Themed “Building Media Capacity For Effective Energy Transition Reporting,” the training programme also had a legal perspective.

A senior lecturer at the Ghana Institute of Management and Public Administration (GIMPA), who is also the Country Principal, Client Earth, Clement Akapame, speaking on the topic “Existing Policy, Legal and Regulatory Framework for Energy Transition,” said despite Ghana committing to international associations to do the energy transition in due course and there is currently talks about it locally, the government is yet to develop a policy framework legally bidding for the transition.

The one-time journalist said this could make the transitioning process a bit difficult because government could not be held liable in court, depending on the current laws.

He said though government is signatory to many agreements globally, when it comes to climate change and energy transition, it is yet to localize them or include them in municipal laws.

“So now our law is clear that when you sign an international convention, even when it is ratified by Parliament, it is not enough.

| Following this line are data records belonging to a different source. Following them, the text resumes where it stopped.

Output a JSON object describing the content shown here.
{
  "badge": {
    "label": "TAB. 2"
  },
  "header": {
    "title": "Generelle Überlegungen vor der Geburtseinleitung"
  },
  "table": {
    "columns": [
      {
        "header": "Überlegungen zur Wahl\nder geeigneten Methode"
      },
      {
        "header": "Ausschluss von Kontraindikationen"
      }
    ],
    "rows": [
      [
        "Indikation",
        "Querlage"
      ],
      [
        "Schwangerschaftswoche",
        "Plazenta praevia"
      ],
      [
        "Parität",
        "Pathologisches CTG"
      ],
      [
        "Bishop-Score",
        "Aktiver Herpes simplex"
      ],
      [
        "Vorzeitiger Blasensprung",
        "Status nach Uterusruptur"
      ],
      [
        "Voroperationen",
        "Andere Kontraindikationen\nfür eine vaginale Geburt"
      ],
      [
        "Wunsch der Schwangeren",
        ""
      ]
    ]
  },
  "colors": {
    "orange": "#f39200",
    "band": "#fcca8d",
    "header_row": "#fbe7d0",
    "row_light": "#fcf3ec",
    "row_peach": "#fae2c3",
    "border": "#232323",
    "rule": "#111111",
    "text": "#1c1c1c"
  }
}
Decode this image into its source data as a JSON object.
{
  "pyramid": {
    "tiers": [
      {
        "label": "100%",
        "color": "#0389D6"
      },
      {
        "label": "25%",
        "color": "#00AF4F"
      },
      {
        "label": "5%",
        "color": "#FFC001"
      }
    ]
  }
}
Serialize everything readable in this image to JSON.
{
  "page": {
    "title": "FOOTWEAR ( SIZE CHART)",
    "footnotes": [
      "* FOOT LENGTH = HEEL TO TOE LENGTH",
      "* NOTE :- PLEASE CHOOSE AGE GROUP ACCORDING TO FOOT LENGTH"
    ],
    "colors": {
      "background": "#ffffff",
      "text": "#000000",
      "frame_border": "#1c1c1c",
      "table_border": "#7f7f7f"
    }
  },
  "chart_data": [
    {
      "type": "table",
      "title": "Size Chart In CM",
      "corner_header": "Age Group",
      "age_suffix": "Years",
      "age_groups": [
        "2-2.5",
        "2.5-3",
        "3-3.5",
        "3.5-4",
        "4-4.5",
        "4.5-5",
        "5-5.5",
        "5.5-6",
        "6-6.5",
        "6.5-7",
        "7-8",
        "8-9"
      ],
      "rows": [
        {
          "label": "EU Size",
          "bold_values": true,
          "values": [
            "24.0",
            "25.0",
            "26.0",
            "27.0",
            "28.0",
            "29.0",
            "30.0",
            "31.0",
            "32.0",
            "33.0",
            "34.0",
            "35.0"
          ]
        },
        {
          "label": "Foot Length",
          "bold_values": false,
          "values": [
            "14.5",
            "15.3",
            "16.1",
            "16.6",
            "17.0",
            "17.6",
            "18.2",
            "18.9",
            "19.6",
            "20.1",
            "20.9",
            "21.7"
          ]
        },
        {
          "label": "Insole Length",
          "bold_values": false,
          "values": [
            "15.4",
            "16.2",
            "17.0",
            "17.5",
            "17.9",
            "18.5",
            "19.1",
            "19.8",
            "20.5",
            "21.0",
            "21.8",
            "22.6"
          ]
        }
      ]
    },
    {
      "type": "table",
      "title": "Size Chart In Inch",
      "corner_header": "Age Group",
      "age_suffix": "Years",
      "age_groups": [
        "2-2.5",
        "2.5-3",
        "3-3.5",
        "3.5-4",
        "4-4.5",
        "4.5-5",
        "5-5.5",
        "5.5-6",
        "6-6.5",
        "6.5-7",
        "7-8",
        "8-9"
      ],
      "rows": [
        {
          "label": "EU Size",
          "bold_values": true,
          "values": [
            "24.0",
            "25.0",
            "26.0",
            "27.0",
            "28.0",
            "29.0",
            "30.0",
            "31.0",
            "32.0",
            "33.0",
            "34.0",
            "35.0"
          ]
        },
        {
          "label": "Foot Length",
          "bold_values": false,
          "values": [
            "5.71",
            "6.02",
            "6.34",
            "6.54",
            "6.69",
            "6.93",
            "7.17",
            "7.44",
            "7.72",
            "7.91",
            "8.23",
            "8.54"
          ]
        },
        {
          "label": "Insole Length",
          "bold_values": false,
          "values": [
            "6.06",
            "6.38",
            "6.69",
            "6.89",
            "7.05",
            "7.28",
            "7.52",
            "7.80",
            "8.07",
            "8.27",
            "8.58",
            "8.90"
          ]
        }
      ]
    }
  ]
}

You would have to reduce the tenet of international convention or agreement into the municipal law or domestic law. So, an act of Parliament, a regulation must be passed by Parliament to give it recognition to the provision international law,” he further said.

He intimated that Ghana’s sources of law on climate change will come from both domestic legislations and international laws, saying “And at the level of international law, we will not have our courts enforce those international provisions if we have not reduced them into acts of Parliament or regulations.”

“So, if we want to be very strong with our commitment under that Paris Agreement, we need to start reducing these agreements into domestic legislations because that is where I will be able to hold government responsible in court to say because of provision in act this, you are unable to do that but currently our framework for dealing climate change is largely within the policy and strategy level without clear legislation,” Mr. Akapame added.

Dr. Riverson Oppong, manager, Commercial Operations at Ghana Gas Company Limited, said though he is not against the energy transition discussion, the movement should be tackled holistically, and prayed that the 2030 timeline given during the Paris Agreement would be met.

There was also a presentation from NRGI’s Patrick Stephenson virtually. Other journalists from across the country also joined the training virtually.